The building was originally built as a private school for boys from families mainly from Shaughnessy Heights, and it briefly operated for Langara School during the First World War. It was acquired by the federal government in 1918, and served as a military hospital until 1920.
It served as the Fairmont barracks until 1950, when it turned into the regional sub-headquarters until the 1970s, and then the Fairmont Training Academy.
But according to a new city staff report and consultant’s report, released this week ahead of the overall redevelopment’s public hearing for its rezoning application later this spring, the move of the building would carry additional major costs beyond simply relocation.
The actual relocation of the two-storey, 30,000-sq-ft building would cost an estimated $10.5 million, based on separating the irregular barbell-shaped building into three pieces. This also assumes the demolition of the western central wing given the challenges of reusing this portion of the structure.
The relocation process would have to circumvent obstacles such as traffic lights, trolley wires, and trees.
However, adding to costs, the relocation of the building would trigger the requirement of improving the structure to the latest building codes and seismic standards.
This includes $7.2 million on seismic and structural upgrades, $14.9 million on heritage building restoration, $8.4 million on heritage building works, and $2.6 million to remove hazardous materials.
Another $3.5 million in costs would be for new site service and improvement works.
But all of this does not include the potential cost of the land required for relocating the building. It was determined that only sites within a 1.5-km radius could be considered, given the greater complexities and resulting higher costs of further distances.
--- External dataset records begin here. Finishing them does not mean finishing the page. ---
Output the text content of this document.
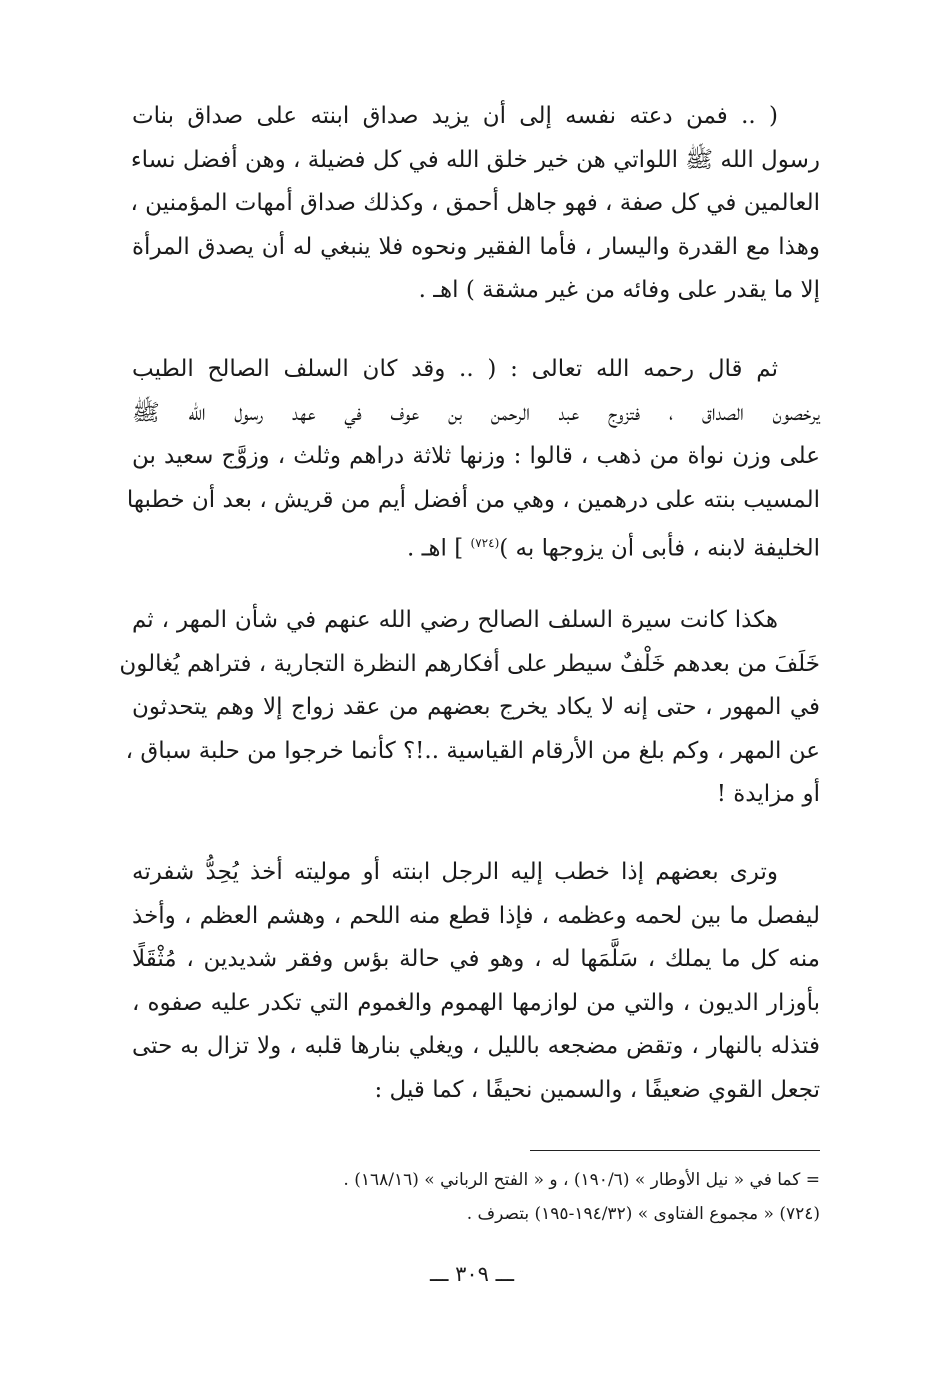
( .. فمن دعته نفسه إلى أن يزيد صداق ابنته على صداق بنات
رسول الله ﷺ اللواتي هن خير خلق الله في كل فضيلة ، وهن أفضل نساء
العالمين في كل صفة ، فهو جاهل أحمق ، وكذلك صداق أمهات المؤمنين ،
وهذا مع القدرة واليسار ، فأما الفقير ونحوه فلا ينبغي له أن يصدق المرأة
إلا ما يقدر على وفائه من غير مشقة ) اهـ .

ثم قال رحمه الله تعالى : ( .. وقد كان السلف الصالح الطيب
يرخصون الصداق ، فتزوج عبد الرحمن بن عوف في عهد رسول الله ﷺ
على وزن نواة من ذهب ، قالوا : وزنها ثلاثة دراهم وثلث ، وزوَّج سعيد بن
المسيب بنته على درهمين ، وهي من أفضل أيم من قريش ، بعد أن خطبها
الخليفة لابنه ، فأبى أن يزوجها به )$^{(٧٢٤)}$ ] اهـ .

هكذا كانت سيرة السلف الصالح رضي الله عنهم في شأن المهر ، ثم
خَلَفَ من بعدهم خَلْفٌ سيطر على أفكارهم النظرة التجارية ، فتراهم يُغالون
في المهور ، حتى إنه لا يكاد يخرج بعضهم من عقد زواج إلا وهم يتحدثون
عن المهر ، وكم بلغ من الأرقام القياسية ..!؟ كأنما خرجوا من حلبة سباق ،
أو مزايدة !

وترى بعضهم إذا خطب إليه الرجل ابنته أو موليته أخذ يُحِدُّ شفرته
ليفصل ما بين لحمه وعظمه ، فإذا قطع منه اللحم ، وهشم العظم ، وأخذ
منه كل ما يملك ، سَلَّمَها له ، وهو في حالة بؤس وفقر شديدين ، مُثْقَلًا
بأوزار الديون ، والتي من لوازمها الهموم والغموم التي تكدر عليه صفوه ،
فتذله بالنهار ، وتقض مضجعه بالليل ، ويغلي بنارها قلبه ، ولا تزال به حتى
تجعل القوي ضعيفًا ، والسمين نحيفًا ، كما قيل :

= كما في « نيل الأوطار » (١٩٠/٦) ، و « الفتح الرباني » (١٦٨/١٦) .
(٧٢٤) « مجموع الفتاوى » (١٩٤/٣٢-١٩٥) بتصرف .
ـــ ٣٠٩ ـــ
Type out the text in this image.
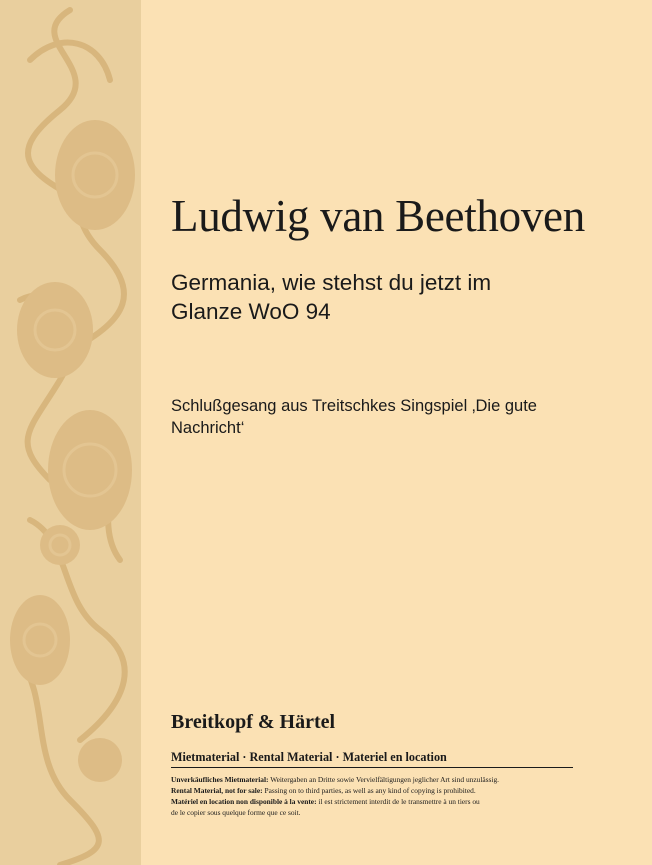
Ludwig van Beethoven
Germania, wie stehst du jetzt im
Glanze WoO 94
Schlußgesang aus Treitschkes Singspiel ‚Die gute
Nachricht‘
Breitkopf & Härtel
Mietmaterial · Rental Material · Materiel en location
Unverkäufliches Mietmaterial: Weitergaben an Dritte sowie Vervielfältigungen jeglicher Art sind unzulässig.
Rental Material, not for sale: Passing on to third parties, as well as any kind of copying is prohibited.
Matériel en location non disponible à la vente: il est strictement interdit de le transmettre à un tiers ou
de le copier sous quelque forme que ce soit.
To avoid land costs, city staff consulted with the Vancouver Park Board on potential sites, but did not find support due to their belief that the building “strongly symbolizes colonialism” and contravenes reconciliation, and that it would reduce available park space for recreation. Other nearby City-owned sites were also deemed too small to fit the building.
City staff explored the feasibility of buying three single-family lots nearby immediately to the west, but it would carry a combined cost of about $22 million — bringing the total relocation cost to about $69 million.
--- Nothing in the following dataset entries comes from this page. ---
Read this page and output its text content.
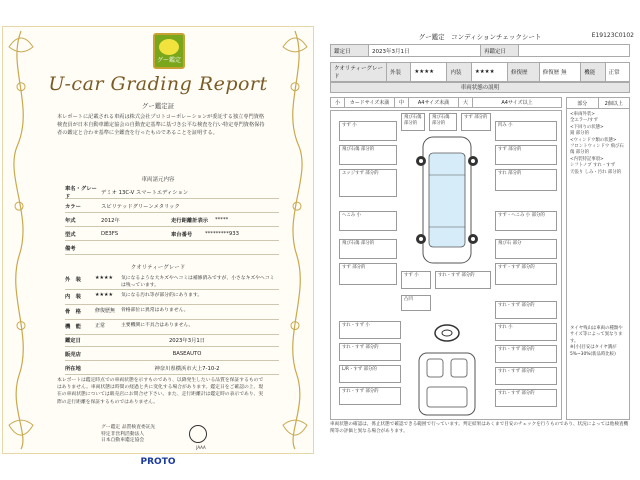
グー鑑定
U-car Grading Report
グー鑑定証
本レポートに記載される車両は株式会社プロトコーポレーションが委託する独立専門資格検査員が日本自動車鑑定協会の自動査定基準に基づき公平な検査を行い特定専門資格保持者の鑑定と合わせ基準に全鑑査を行ったものであることを証明する。
車両諸元内容
車名・グレード
デミオ 13C-V スマートエディション
カラー	スピリテッドグリーンメタリック
年式	2012年	走行距離計表示	*****
型式	DE3FS	車台番号	*********933
備考
クオリティーグレード
外　装	★★★★	気になるような大キズやヘコミは補修済みですが、小さなキズやヘコミは残っています。
内　装	★★★★	気になる汚れ等が部分的にあります。
骨　格	修復歴無	骨格部位に異常はありません。
機　能	正常	主要機関に不具合はありません。
鑑定日	2023年3月1日
販売店	BASEAUTO
所在地	神奈川県横浜市大上7-10-2
本レポートは鑑定時点での車両状態を示すものであり、以降発生したいる品質を保証するものではありません。車両状態は時間の経過と共に変化する場合があります。鑑定日をご確認の上、現在の車両状態については販売店にお問合せ下さい。また、走行距離計は鑑定時の表示であり、実際の走行距離を保証するものではありません。
グー鑑定 品質検査委託先
特定非営利活動法人
日本自動車鑑定協会
JAAA
PROTO
グー鑑定　コンディションチェックシート	E19123C0102
鑑定日	2023年3月1日	再鑑定日	
クオリティーグレード	外装	★★★★	内装	★★★★	修復歴	修復歴 無	機能	正常
車両状態の説明
小	カードサイズ未満	中	A4サイズ未満	大	A4サイズ以上
すず 小
飛び石傷 部分的
エッジすず 部分的
へこみ 小
飛び石傷 部分的
すず 部分的
飛び石傷 部分的
飛び石傷 部分的
すず 部分的
凹み 小
すず 部分的
すれ 部分的
すず・へこみ 小 部分的
飛び石 部分
すず・すず 部分的
すず 小	すれ・すず 部分的
すれ・すず 小
すれ・すず 部分的
L/R・すず 部分的
すれ・すず 部分的
すれ・すず 部分的
すれ 小
すれ・すず 部分的
すれ・すず 部分的
すれ・すず 部分的
凸凹
部分	2個以上
<車両外装>
全エラー/すず
<下回りの状態>
錆 部分的
<ウィンドウ類の状態>
フロントウィンドウ 飛び石傷 部分的
<内装特記事項>
シフトノブ すれ・すず
天張り しみ・汚れ 部分的
タイヤ残山は車両の種類やサイズ等によって異なります。
※[小]目安はタイヤ溝が5%~30%(新品時比較)
車両状態の確認は、係止状態で確認できる範囲で行っています。判定結果はあくまで目安のチェックを行うものであり、状況によっては他検査機関等の評価と異なる場合があります。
City staff also noted that they approached developer Modern Green Canada on the potential of moving the building to a space adjacent to the planned public park in the core of their nearby future 14-acre redevelopment of TransLink’s former Oakridge bus depot, but they were uninterested due to the needed funding for the structural upgrades, and concerns with “the negative association with the building.”
As a result, city staff are recommending city council to allow the demolition of the building, when its footprint is required for development. The new cultural centre that is planned to take its place will be the final phase of the entire 15-year redevelopment, which provides a continued window of opportunity to find a suitable relocation site.
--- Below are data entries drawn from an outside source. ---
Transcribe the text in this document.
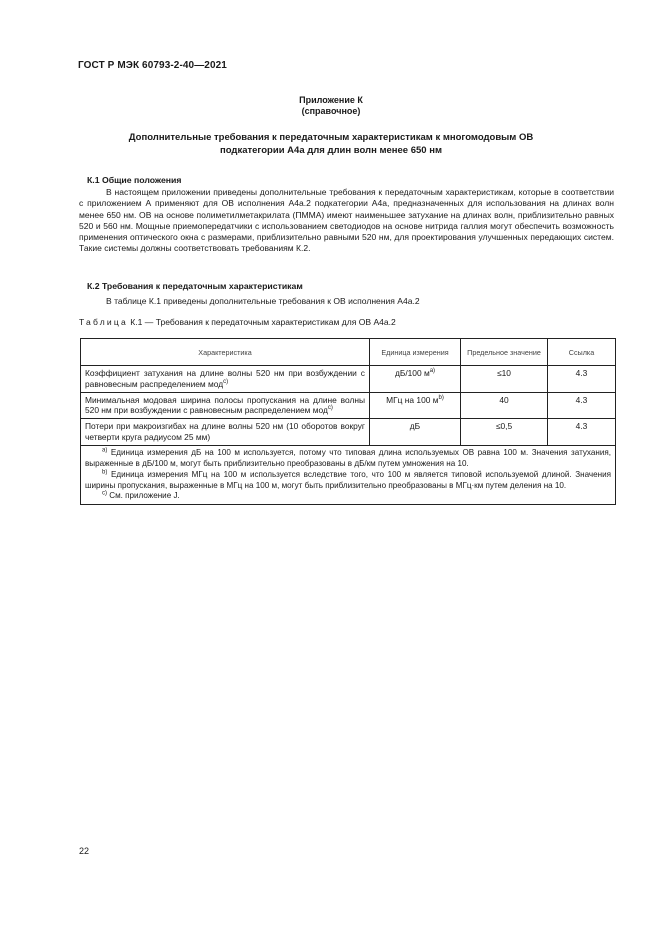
ГОСТ Р МЭК 60793-2-40—2021
Приложение К
(справочное)
Дополнительные требования к передаточным характеристикам к многомодовым ОВ
подкатегории А4а для длин волн менее 650 нм
К.1 Общие положения
В настоящем приложении приведены дополнительные требования к передаточным характеристикам, которые в соответствии с приложением А применяют для ОВ исполнения А4а.2 подкатегории А4а, предназначенных для использования на длинах волн менее 650 нм. ОВ на основе полиметилметакрилата (ПММА) имеют наименьшее затухание на длинах волн, приблизительно равных 520 и 560 нм. Мощные приемопередатчики с использованием светодиодов на основе нитрида галлия могут обеспечить возможность применения оптического окна с размерами, приблизительно равными 520 нм, для проектирования улучшенных передающих систем. Такие системы должны соответствовать требованиям К.2.
К.2 Требования к передаточным характеристикам
В таблице К.1 приведены дополнительные требования к ОВ исполнения А4а.2
Таблица К.1 — Требования к передаточным характеристикам для ОВ А4а.2
Характеристика	Единица измерения	Предельное значение	Ссылка
Коэффициент затухания на длине волны 520 нм при возбуждении с равновесным распределением мод$^{с)}$	дБ/100 $м^{а)}$	≤10	4.3
Минимальная модовая ширина полосы пропускания на длине волны 520 нм при возбуждении с равновесным распределением мод$^{с)}$	МГц на 100 $м^{b)}$	40	4.3
Потери при макроизгибах на длине волны 520 нм (10 оборотов вокруг четверти круга радиусом 25 мм)	дБ	≤0,5	4.3

$^{a)}$ Единица измерения дБ на 100 м используется, потому что типовая длина используемых ОВ равна 100 м. Значения затухания, выраженные в дБ/100 м, могут быть приблизительно преобразованы в дБ/км путем умножения на 10.
$^{b)}$ Единица измерения МГц на 100 м используется вследствие того, что 100 м является типовой используемой длиной. Значения ширины пропускания, выраженные в МГц на 100 м, могут быть приблизительно преобразованы в МГц·км путем деления на 10.
$^{c)}$ См. приложение J.			
22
The new cultural centre will span 22,500 sq ft of floor area, and be located adjacent to a major public plaza, and a neighbourhood-serving commercial cluster of retail and restaurant businesses.
If a new location is found for the Fairmont building, potential uses could entail a youth centre, non-profit office space, childcare, and affordable housing.
In May 2022, city council will consider the Heather Lands rezoning application for the redevelopment, which entails 2.6 million sq ft of total floor area spread across a dozen buildings reaching up to 28 storeys.
There will be 2,610 homes, including 1,680 leasehold strata-titled units, 540 social housing units, and 400 market rental housing units.
Other uses entail 62,000 sq ft of retail and dining space, and 63,000 sq ft of office space next to the cultural centre, along with a 12,000-sq-ft childcare facility, and a 50,600-sq-ft Francophone elementary school operated by CSF.